Panic! At The Disco ran a countdown on one of multiple massive LCD screens, descending through the seconds until their set. The energy of roughly 16,000 people in the room—many of them teenagers—crackled tangible and electric in the air. Their voices sounded like the signals of individual satellites ascending into the dark towards the stadium’s roof, out of sync, until the final minute unified them: 5, 4, 3, 2, 1.
I was on the arena floor in the media area, two cameras slung over my shoulders, perfectly positioned to watch Brendon Urie jump from inside the stage onto its surface—like levitating. Like magic. And the crowd responded in kind, on their feet, in the air, instantly screaming the words back.
Later, I’d walk the venue floor, past rows and rows of listeners, to find my way up multiple flights of stairs to an upper level vantage point. I watched the room erupt with the optimistic radio smash hit “High Hopes.” I saw them brought down to rapturous attention with “Dying in LA” (a piece that saw Brendon Urie performing the song at an all-white piano, suspended in midair, traveling across the length of the arena). I witnessed a masterful cover of “Bohemian Rhapsody” unite every generation, parents and their teenagers and the 20-somethings like myself in between, in a raucous sing along.
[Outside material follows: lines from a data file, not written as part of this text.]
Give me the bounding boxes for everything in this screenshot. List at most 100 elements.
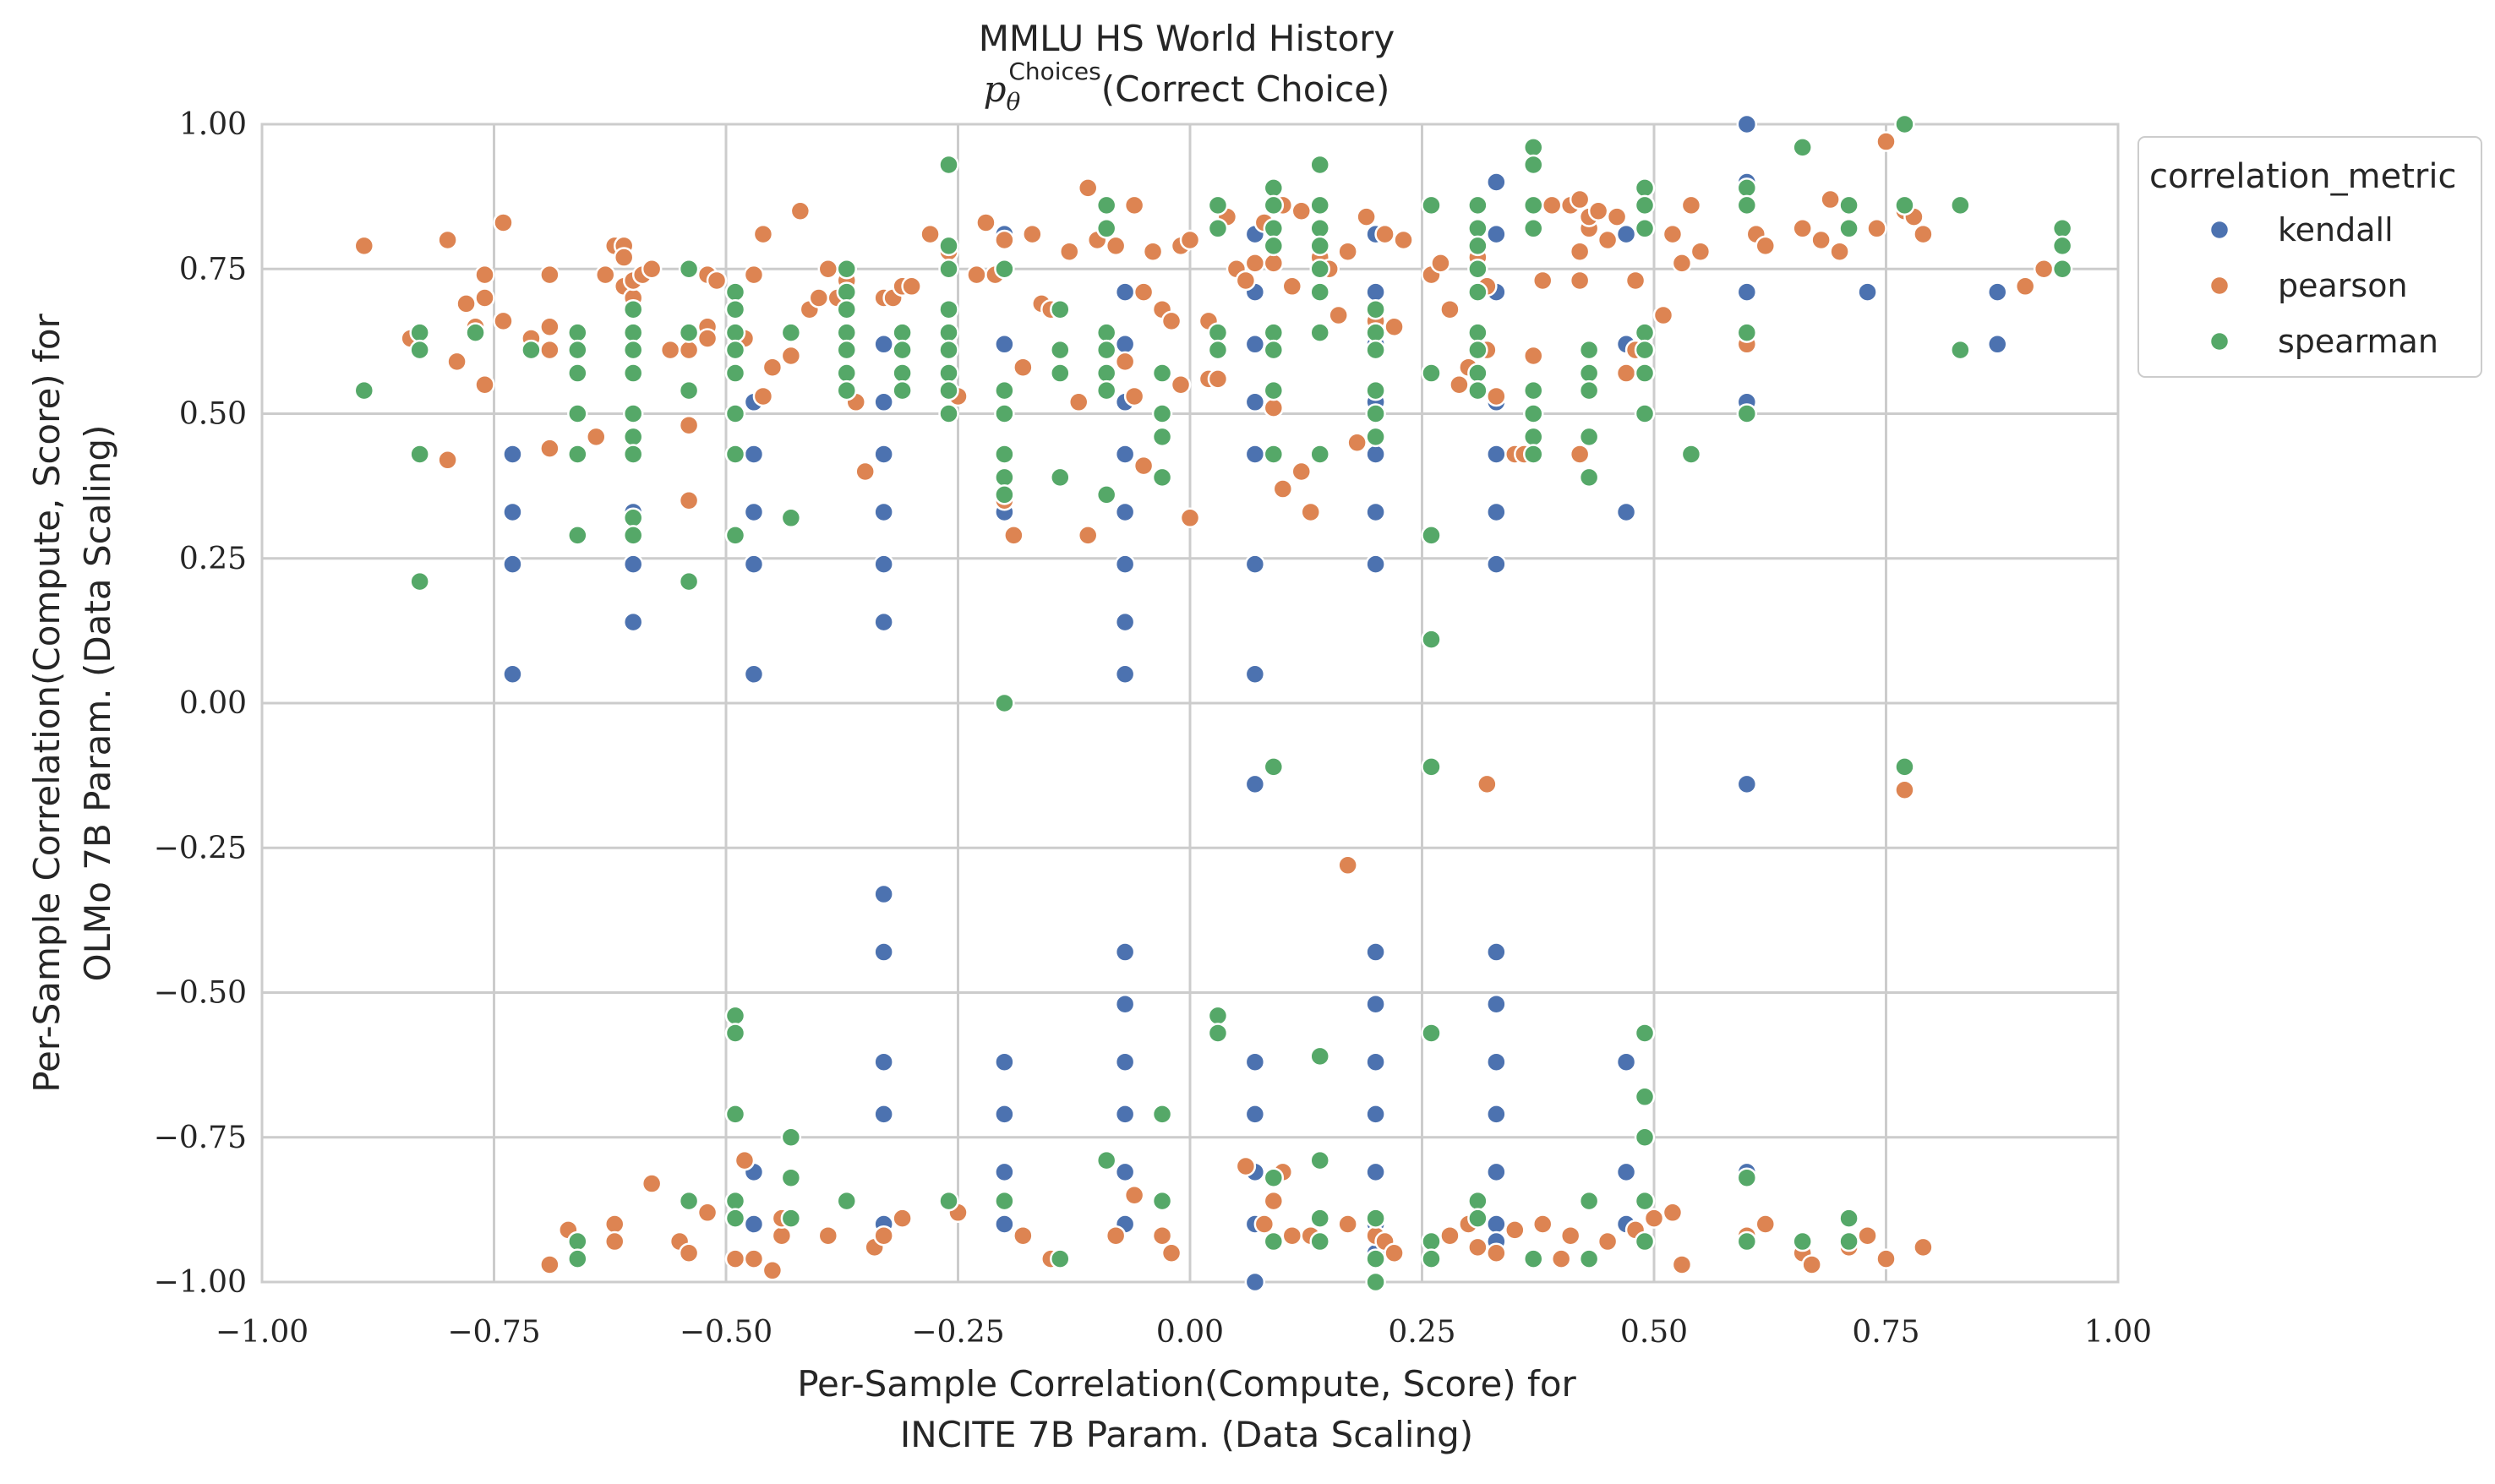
spearman-point (409, 444, 430, 465)
spearman-point (1050, 339, 1071, 361)
pearson-point (1866, 218, 1887, 239)
pearson-point (1680, 194, 1702, 216)
pearson-point (743, 264, 765, 286)
spearman-point (1578, 1190, 1600, 1212)
spearman-point (1467, 1208, 1488, 1229)
spearman-point (1523, 154, 1544, 176)
spearman-point (938, 1190, 959, 1212)
pearson-point (920, 223, 941, 245)
spearman-point (780, 1167, 802, 1188)
pearson-point (1829, 241, 1850, 262)
kendall-point (1615, 1051, 1637, 1072)
kendall-point (743, 501, 765, 523)
x-axis-ticks: −1.00 −0.75 −0.50 −0.25 0.00 0.25 0.50 0.75 1.00 (216, 1315, 2152, 1350)
kendall-point (1114, 334, 1136, 355)
pearson-point (1810, 229, 1832, 251)
pearson-point (1244, 253, 1266, 274)
spearman-point (1523, 403, 1544, 424)
pearson-point (724, 1248, 746, 1269)
pearson-point (1523, 345, 1544, 367)
kendall-point (1365, 993, 1386, 1015)
pearson-point (817, 1225, 839, 1247)
pearson-point (1114, 351, 1136, 373)
y-axis-label: Per-Sample Correlation(Compute, Score) f… (26, 313, 118, 1092)
pearson-point (1170, 374, 1192, 396)
spearman-point (1421, 1248, 1442, 1269)
pearson-point (1384, 1242, 1405, 1263)
y-tick-label: 0.25 (179, 542, 247, 576)
spearman-point (1736, 403, 1758, 424)
legend-entries: kendall pearson spearman (2208, 211, 2438, 360)
pearson-point (1820, 188, 1841, 210)
pearson-point (1133, 281, 1155, 303)
pearson-point (1346, 432, 1368, 453)
spearman-point (1421, 363, 1442, 384)
pearson-point (1875, 131, 1897, 152)
kendall-point (1365, 554, 1386, 575)
pearson-point (854, 461, 876, 483)
spearman-point (567, 322, 588, 343)
pearson-point (892, 1208, 913, 1229)
spearman-point (1207, 1005, 1229, 1027)
pearson-point (1541, 194, 1563, 216)
spearman-point (1263, 756, 1285, 777)
spearman-point (1050, 298, 1071, 320)
spearman-point (1523, 137, 1544, 158)
spearman-point (836, 363, 857, 384)
pearson-point (1439, 1225, 1460, 1247)
legend-label-pearson: pearson (2278, 267, 2408, 304)
spearman-point (409, 322, 430, 343)
spearman-point (1578, 339, 1600, 361)
kendall-point (994, 334, 1015, 355)
y-tick-label: 0.75 (179, 252, 247, 286)
spearman-point (1680, 444, 1702, 465)
spearman-point (622, 322, 644, 343)
spearman-point (1523, 1248, 1544, 1269)
pearson-point (1235, 270, 1257, 292)
spearman-point (1309, 154, 1330, 176)
pearson-point (1263, 397, 1285, 418)
kendall-point (873, 611, 894, 633)
spearman-point (1263, 444, 1285, 465)
spearman-point (1950, 339, 1971, 361)
pearson-point (539, 316, 560, 337)
y-tick-label: 0.50 (179, 397, 247, 432)
pearson-point (1550, 1248, 1572, 1269)
spearman-point (1421, 525, 1442, 546)
spearman-point (1263, 379, 1285, 401)
x-tick-label: −0.75 (447, 1315, 540, 1350)
pearson-point (1671, 253, 1693, 274)
pearson-point (1179, 229, 1201, 251)
spearman-point (622, 444, 644, 465)
spearman-point (1634, 339, 1656, 361)
spearman-point (938, 235, 959, 257)
spearman-point (1151, 363, 1173, 384)
spearman-point (724, 281, 746, 303)
spearman-point (938, 322, 959, 343)
spearman-point (724, 298, 746, 320)
spearman-point (1894, 756, 1915, 777)
spearman-point (1578, 1248, 1600, 1269)
spearman-point (1095, 379, 1117, 401)
spearman-point (1736, 177, 1758, 199)
pearson-point (1690, 241, 1712, 262)
pearson-point (456, 293, 477, 314)
spearman-point (622, 298, 644, 320)
series-spearman (353, 113, 2073, 1293)
pearson-point (1662, 1202, 1684, 1224)
spearman-point (938, 259, 959, 280)
y-axis-label-line-2: OLMo 7B Param. (Data Scaling) (77, 425, 118, 982)
pearson-point (1263, 253, 1285, 274)
spearman-point (724, 1005, 746, 1027)
kendall-point (1365, 941, 1386, 963)
pearson-point (1439, 298, 1460, 320)
kendall-point (1114, 1104, 1136, 1125)
spearman-point (836, 322, 857, 343)
spearman-point (1365, 403, 1386, 424)
y-tick-label: 0.00 (179, 686, 247, 721)
pearson-point (1337, 854, 1358, 876)
spearman-point (1365, 1271, 1386, 1293)
spearman-point (724, 363, 746, 384)
spearman-point (836, 281, 857, 303)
Panic! At The Disco’s showmanship is masterful. From the explosive fireworks that punctuated “Ready to Go” to the plumes of pyro perfectly timed with a ferocious live cover of “The Greatest Show,” every element is woven together to create an experience. At moments, it was like being immersed in a movie. A small strings and brass section created a refreshingly organic feel to big, arena-sized songs. Nicole Rowe and Mike Naran offered the perfect balance of personality and professionalism on bass and guitar. And then there’s Brendon—every inch of his posture a showman, channeling the Vegas vaudeville that raised him. He strutted and danced, occasionally descending below the stage’s surface as if to make a point before bursting back into the spotlight, cheekily soaring through effortless vocal runs that would leave most vocalists gasping.
The crowd was engaged at every moment of 25 songs and nearly 2 hours. For that matter, I was engaged. I was in the generation that first found Panic! when “I Write Sins Not Tragedies” was the edgy emo anthem every MySpace kid was living for. I’ve watched Panic! At The Disco manage to somehow continue to capture the attention of each new generation, a progression of continued relevance that I’m sure is on some level calculated, yet never feels contrived.
Usually, I am drawn to the songs that reveal something deep about the world, that go beneath the surface. Rock has always been a socially conscious genre, from the scathing commentary of early U2 to earnest current acts like Rise Against. Spirituality finds a natural home in the genre for that reason.
But Panic! At The Disco does not fall into that category. Their songs often feature your standard party content that will not be for everyone reading this. So what is it about them and their music that have been so resonate for over a decade now?
As I watched an arena full of listeners passionately singing along, often abandoning their phones for long periods of time, intensely connected to each other through the songs, I felt a slow-dawning realization: the resonance is joy.
The curtain of 2019 has opened on a world deeply, painfully divided, politically, relationally, ideologically. The issues that are being discussed are important, make no mistake. But the digital age and the non-stop access to these life and death conversations becomes exhausting on a soul level. I see the word “compassion fatigue” more and more frequently. The pursuit of truth and beauty is certainly worth enduring for. But there is a bone-deep weariness that comes with being asked to bear the weight of empathy for a perpetual onslaught of tragedies, the worst of human experience exposed and available to us 24/7. Teenagers coming of age now are the first to have spent their entire life in a world where to-the-minute updates on the latest human rights atrocities are literally streamed into their consciousness.
In a world like that, maybe something to simply enjoy is no small thing. The art of joy, of delight, becomes something spiritual in and of itself. There is a gift in having spaces to let go of the weight we carry, to rally ourselves, to sing a hopeful song, before facing the hard conversations again. Maybe even trying (and failing) to sing along with Brendon Urie’s ridiculous falsetto is an act of pushing back against the belief that tragedy is all there is.
“Feel good” anthems become something more in times like these. They become a powerful affirmation of all the living we are invited to do, even in the face of the dark.
“Had to have high, high hopes for a living
Didn’t know how but I always had a feeling
I was gonna be that one in a million
Always had high, high hopes.”
After “Victorious” finished the evening with a flash of confetti, I left the Pray for the Wicked tour smiling, surrounded by others who were doing the same.